SIEM Implementation is a valuable addition to our security plan for 2010.
Key Selling Features
- Includes a Smartbook – a knowledge base of business use cases: real world examples of business needs that can be satisfied by using a finely tuned SIEM system.
- Covers the top SIEM products/vendors: ArcSight, Q1 QRadar, and Cisco MARS
- Authors are security, SIEM, and compliance experts who speak globally around the world, are famous published authors, and have close ties with the government and multiple corporate vendors.
- Foreword by Shon Harris
- Includes product feature summaries, and analysis and trending examples
- Covers regulatory compliance issues
- Provides Incident Response solutions
Market / Audience
- Targeted at IT/security professionals and compliance professionals
- Fueled originally by stealthy threats such as worms and more recently by compliance, the SIEM market is projected to grow from about $380 million last year to $873 million in 2010, according to research firm IDC.
- RSA Security, the security division of EMC, estimates that the SIEM market is expanding at a rate of between 25 percent and 35 percent annually.
Author Profiles
David R. Miller (SME, MCT, MCITPro Windows Server 2008 Enterprise Administrator, MCSE Windows NT 4.0, 2000, and Server 2003:Security, CISSP, LPT, ECSA, CEH, CWNA, CCNA, CNE, Security+, A+, N+). David is an IT security consultant specializing in information systems security, compliance and network engineering. He is a lecturer, an author and technical editor of books, curriculum, certification exams and computer based training videos. He regularly performs as a Microsoft Subject Matter Expert (SME) on product lines including Microsoft Server 2008, Microsoft Exchange Server 2007 and Microsoft Windows Vista.
Shon Harris, CISSP, is the CEO of Logical Security, a computer security consultant, a former engineer in the Air Force’s Information Warfare unit, an instructor and an author. She has authored three best selling CISSP books, is a contributing author to the book Gray Hat Hacking, and developed a full digital information security product series for Pearson publishing. Shon was recognized as one of the top 25 women in the Information Security field by Information Security Magazine.
Allen Harper, CISSP, is founder and president of N2NetSecurity, Inc., a consulting company specializing in advanced security and vulnerability analysis, penetration testing, SIEM implementation, and compliance. He served as a security engineer in the U.S. Department of Defense, and is a coauthor of Gray Hat Hacking.

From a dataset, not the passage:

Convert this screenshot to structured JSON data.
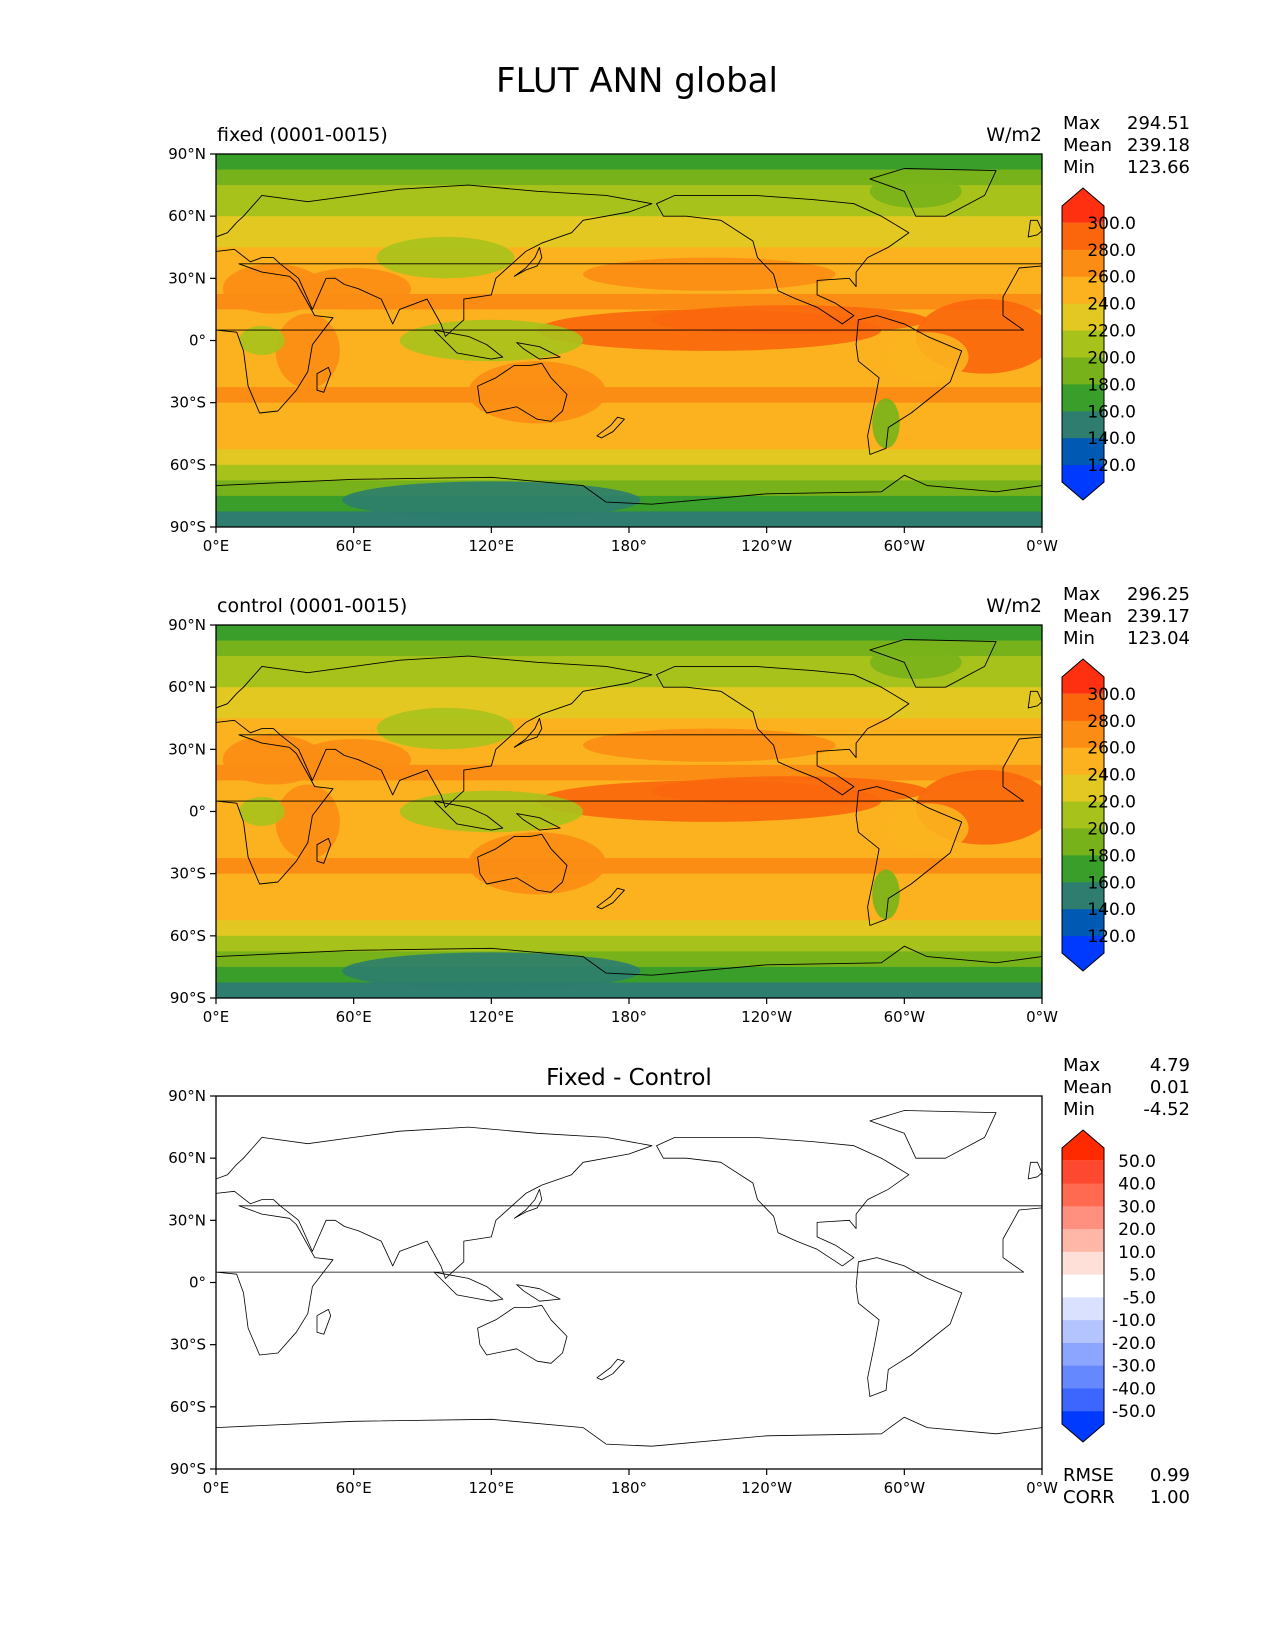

Stephen VanDyke, CISSP, BCCPA, BCCPP, MCSA, Security+, Network+, was a founding member of the U.S. Army Reserve global network Computer Emergency Response Team and helped design and deploy its NetForensics SIEM. He implemented high end, multi-tiered security systems for the Multi-National Force – Iraq (MNFI) network.
Chris Blask, Vice President of Marketing at AlienVault, is on the faculty at the Institute for Applied Network Security, Co-founded Protego Networks (now Cisco MARS) and founded Critical Infrastructure Cybersecurity company Lofty Perch. Chris invented the BorderWare Firewall Server in the early days of the Internet Security market and built the Cisco Systems firewall business.